The second-cross cutting issue relates to technology. And this also has two pieces. One is medical technology and what if we are going to be able to cure Alzheimer’s, developed smart prosthetics, etc. This is exciting and pretty clear to think about. The other piece relates to non-medical technologies. A scholar at the National Research Council estimates that 60% of the jobs in the United States are going to be importantly influenced by digitalization by 2030. Now if this estimate is only half right this would be dramatic. What are the implications for an aging society of this digitalization? There is currently a digital divide in our society. Older individuals and those in the lowest socioeconomic group are much less likely to have access to, and use, the Internet or computers. There will likely be a major change in this due to the cohort effect as the highly-wired baby boom generation grows old, but it is possible that they will not maintain their technological capacities or engagement.

Another unsettled and very interesting question is whether digitalization of our society is going to be an enabler for the elderly. Will it permit them, despite perhaps some physical disabilities, to continue to participate actively in the work force and in society? Or will it be an impediment, a restriction, a threshold they cannot get over, so that they are disproportionately squeezed out of the work force because of the integration of technology?

The final background issue that I would like to mention has to do with the issue of international comparisons. We are not the first country to age. Much of Western Europe has aged well ahead of us. Many of those countries aged faster than we did because they had a baby bust not a baby boom after World War II ,so that the proportion of the population that is older became much greater than the proportion that was younger. There have been many programs and experiences in these various aging societies that can provide us with empirical information and help us gauge the possible effects of certain policies that we may adopt regarding pension reform, the workplace, education and the like. I think that looking over the fence at our neighbors abroad could in fact be very, very informative in a selective way. But we have to be careful not to get misled as there are many important differences between our societies and what works in one place certainly may fail in another.

It is very important for us to understand that the policy changes that we put in place to prepare ourselves for the future America are not all going to occur in Washington, D.C. They’re going to occur at the state and local levels where I’d like to see us have a generation of experiments, like what we are having in healthcare. What we are seeing in the healthcare arena now is many different states undertaking many different approaches to trying to cover the uninsured, to reduce health care costs, and improve quality of care. I believe that some of these local efforts will importantly inform some national initiatives. I think we have the same opportunity with respect to some of the issues I’ve discussed regarding an aging society. Efforts at the state and local levels, including churches and community groups, volunteer groups, etc., can inform broader national initiatives.

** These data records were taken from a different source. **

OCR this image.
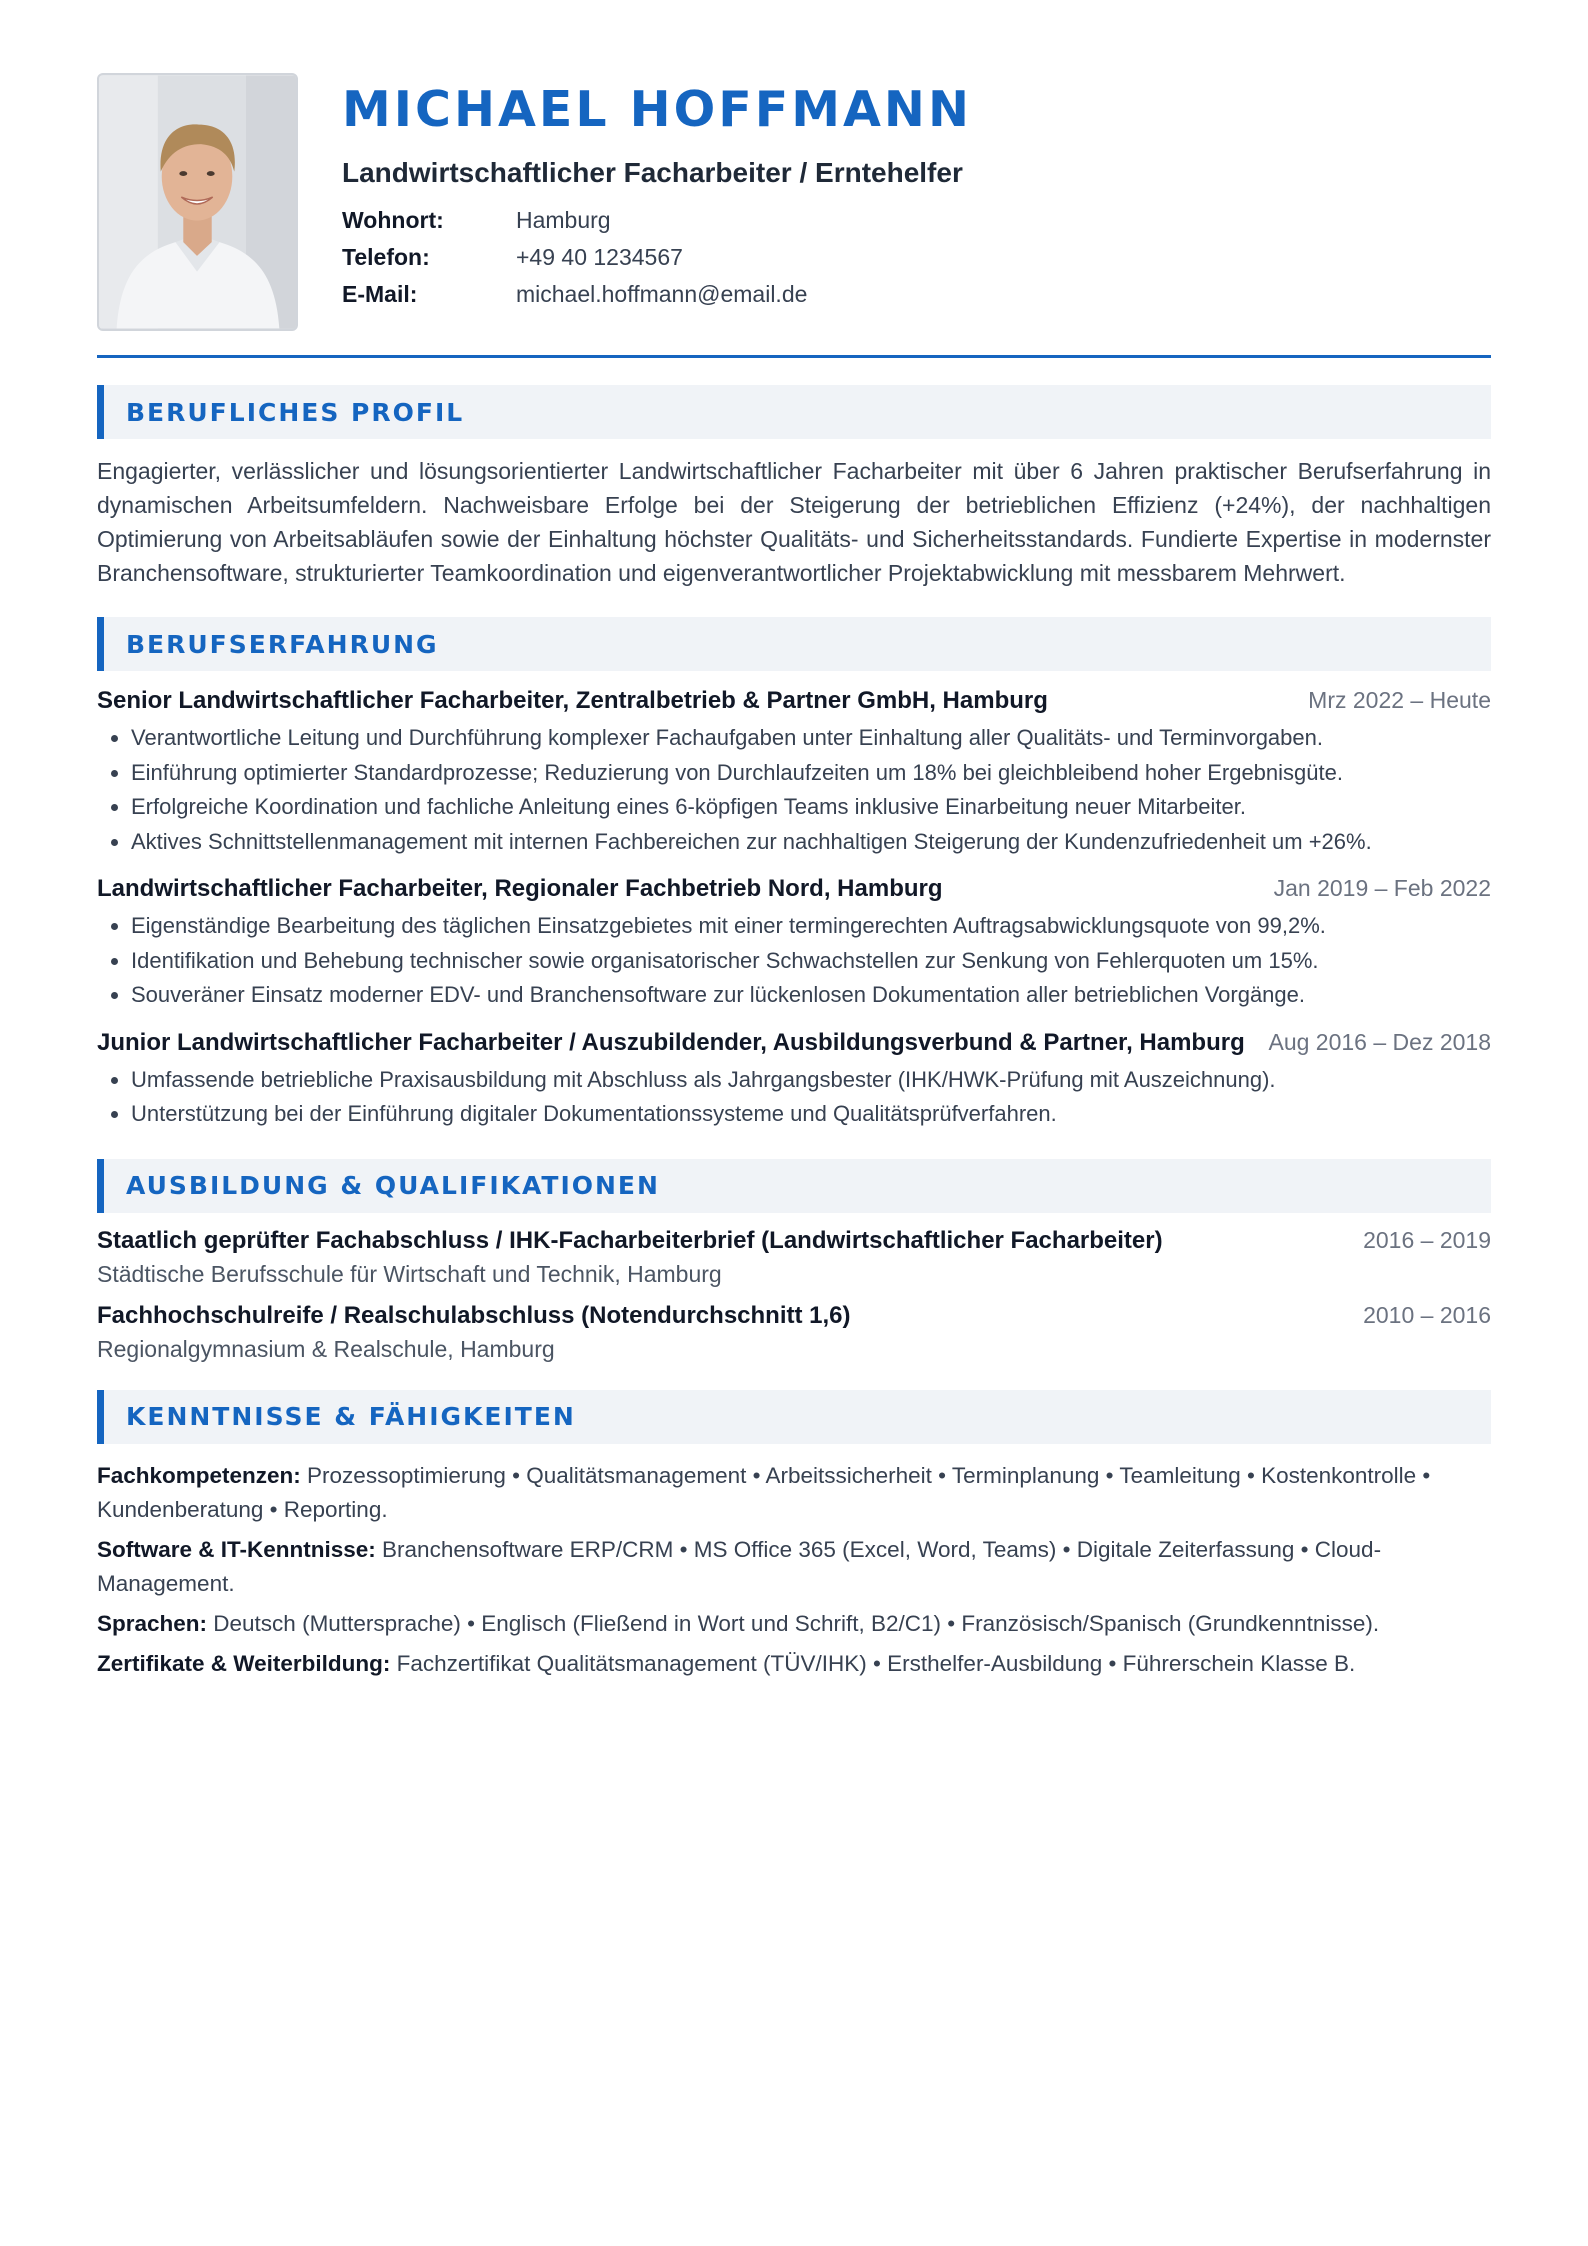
MICHAEL HOFFMANN
Landwirtschaftlicher Facharbeiter / Erntehelfer
Wohnort:	Hamburg
Telefon:	+49 40 1234567
E-Mail:	michael.hoffmann@email.de
BERUFLICHES PROFIL
Engagierter, verlässlicher und lösungsorientierter Landwirtschaftlicher Facharbeiter mit über 6 Jahren praktischer Berufserfahrung in dynamischen Arbeitsumfeldern. Nachweisbare Erfolge bei der Steigerung der betrieblichen Effizienz (+24%), der nachhaltigen Optimierung von Arbeitsabläufen sowie der Einhaltung höchster Qualitäts- und Sicherheitsstandards. Fundierte Expertise in modernster Branchensoftware, strukturierter Teamkoordination und eigenverantwortlicher Projektabwicklung mit messbarem Mehrwert.
BERUFSERFAHRUNG
Senior Landwirtschaftlicher Facharbeiter, Zentralbetrieb & Partner GmbH, Hamburg	Mrz 2022 – Heute
• Verantwortliche Leitung und Durchführung komplexer Fachaufgaben unter Einhaltung aller Qualitäts- und Terminvorgaben.
• Einführung optimierter Standardprozesse; Reduzierung von Durchlaufzeiten um 18% bei gleichbleibend hoher Ergebnisgüte.
• Erfolgreiche Koordination und fachliche Anleitung eines 6-köpfigen Teams inklusive Einarbeitung neuer Mitarbeiter.
• Aktives Schnittstellenmanagement mit internen Fachbereichen zur nachhaltigen Steigerung der Kundenzufriedenheit um +26%.
Landwirtschaftlicher Facharbeiter, Regionaler Fachbetrieb Nord, Hamburg	Jan 2019 – Feb 2022
• Eigenständige Bearbeitung des täglichen Einsatzgebietes mit einer termingerechten Auftragsabwicklungsquote von 99,2%.
• Identifikation und Behebung technischer sowie organisatorischer Schwachstellen zur Senkung von Fehlerquoten um 15%.
• Souveräner Einsatz moderner EDV- und Branchensoftware zur lückenlosen Dokumentation aller betrieblichen Vorgänge.
Junior Landwirtschaftlicher Facharbeiter / Auszubildender, Ausbildungsverbund & Partner, Hamburg Aug 2016 – Dez 2018
• Umfassende betriebliche Praxisausbildung mit Abschluss als Jahrgangsbester (IHK/HWK-Prüfung mit Auszeichnung).
• Unterstützung bei der Einführung digitaler Dokumentationssysteme und Qualitätsprüfverfahren.
AUSBILDUNG & QUALIFIKATIONEN
Staatlich geprüfter Fachabschluss / IHK-Facharbeiterbrief (Landwirtschaftlicher Facharbeiter)	2016 – 2019
Städtische Berufsschule für Wirtschaft und Technik, Hamburg
Fachhochschulreife / Realschulabschluss (Notendurchschnitt 1,6)	2010 – 2016
Regionalgymnasium & Realschule, Hamburg
KENNTNISSE & FÄHIGKEITEN
Fachkompetenzen: Prozessoptimierung • Qualitätsmanagement • Arbeitssicherheit • Terminplanung • Teamleitung • Kostenkontrolle • Kundenberatung • Reporting.
Software & IT-Kenntnisse: Branchensoftware ERP/CRM • MS Office 365 (Excel, Word, Teams) • Digitale Zeiterfassung • Cloud-Management.
Sprachen: Deutsch (Muttersprache) • Englisch (Fließend in Wort und Schrift, B2/C1) • Französisch/Spanisch (Grundkenntnisse).
Zertifikate & Weiterbildung: Fachzertifikat Qualitätsmanagement (TÜV/IHK) • Ersthelfer-Ausbildung • Führerschein Klasse B.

Let me conclude with a reminder that while the prospect of an aging society certainly presents a number of important and seemingly overwhelming challenges, it also presents wonderful opportunities. If we act quickly to formulate effective changes in various elements of our society, including re-engineering of many of our core institutions, we have the potential of not merely mitigating the adverse effects of the factors we’ve discussed here but of also enhancing the likelihood of the emergence of a truly equitable and productive aging society in the United States.